7. Applying Security for Costs in Arbitration or Courts
Session-7 & 8 are related to Tactical strategies often adopted by parties in Maritime Arbitration. The underlying objectives for such tactical steps can be either to delay or derail the arbitration process or pressurize the weaker party to abandon arbitration. Sometimes but rarely, it is for genuine treasons.
8. Arresting Ship for Security for Claim or for Costs
9. Consolidating Multi-party Dispute Resolution Clause
It is quite common to see multiple parties in a single venture especially for Offshore E & P projects. The cause of dispute could be common, so it is prudent to resolve multi-party disputes in a single forum whether arbitration or litigation.
10. Estimating and Controlling Costs of Dispute Resolution Forums
Session-10 teaches practical steps to be taken for managing dispute resolution process as a project with budgeted costs and time instead of leaving the files in the hands of litigation team with open cheque books.
11. Drafting and Reviewing the Dispute Resolution Clause
Session -11 will draw upon the discussions of first 10 sessions and demonstrate how to draft a LDRC in context of the engagement of parties, to avoid pitfalls and uncertainties of legal forums.
12. Enforcing International Arbitral Awards
Session-12 highlights the increasing challenges and difficulties in enforcing arbitral awards against losing parties for various contemporary reasons despite arbitration friendly jurisdictions.
In conclusion, there are five Important Notes for Participation in these sessions.

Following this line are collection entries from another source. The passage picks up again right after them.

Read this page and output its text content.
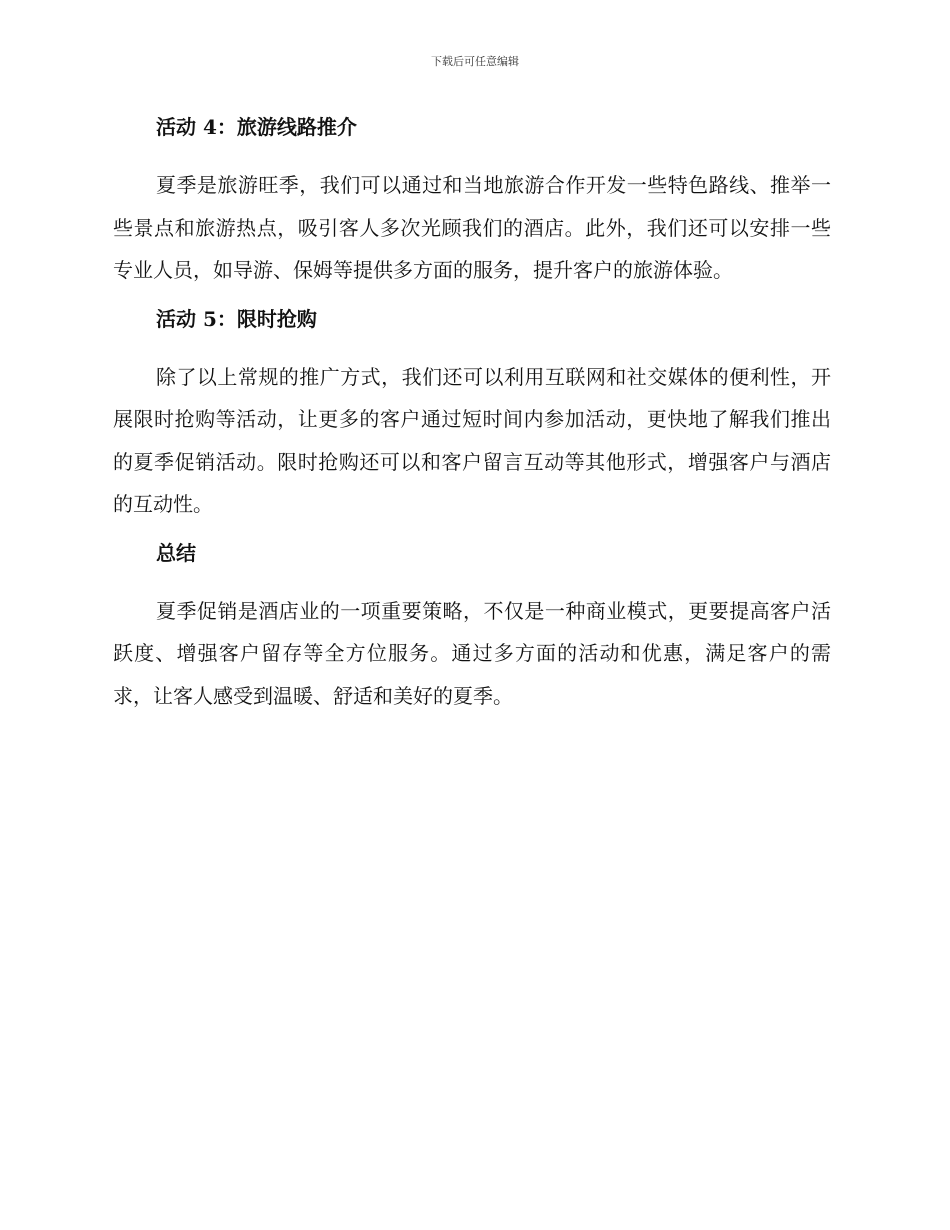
下载后可任意编辑
活动 4：旅游线路推介

夏季是旅游旺季，我们可以通过和当地旅游合作开发一些特色路线、推举一些景点和旅游热点，吸引客人多次光顾我们的酒店。此外，我们还可以安排一些专业人员，如导游、保姆等提供多方面的服务，提升客户的旅游体验。

活动 5：限时抢购

除了以上常规的推广方式，我们还可以利用互联网和社交媒体的便利性，开展限时抢购等活动，让更多的客户通过短时间内参加活动，更快地了解我们推出的夏季促销活动。限时抢购还可以和客户留言互动等其他形式，增强客户与酒店的互动性。

总结

夏季促销是酒店业的一项重要策略，不仅是一种商业模式，更要提高客户活跃度、增强客户留存等全方位服务。通过多方面的活动和优惠，满足客户的需求，让客人感受到温暖、舒适和美好的夏季。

- These 12 sessions are extensively researched and from practitioners’ perspectives to assist the parties. This workshop should not be confused with Virtual podcasts or pre-recorded webcasts or VILT Session style presentations. These sessions will be Online Real-time and Instructor Led-Training (“ORT”) sessions.
- You can submit questions to be addressed during the ORT session without identifying yourself to other participants.
- The access to the ORT platform can be by any devices (Laptop, Mobile Phones or Notepads) with good internet connection, from anywhere in the world. However, it is highly recommended to use your laptops / Desktops for better understanding of the content to be presented.
- The detailed instructions and study materials will be sent prior to the session with individual access code.
- The Participants are encouraged to be interactive during the workshop session.
Pre-Session Questions and Clarifications
Participants can submit questions prior to or during the event through the Chat/ Q & A feature on the event page or by emailing in advance to firstname.lastname@example.org
The sessions will be held every Thursday of the month, beginning from 7 January 2021 at 3pm Singapore / Hong Kong Time.
The presentation will be for 75 minutes and followed by 45 minutes for Q & A or workshops.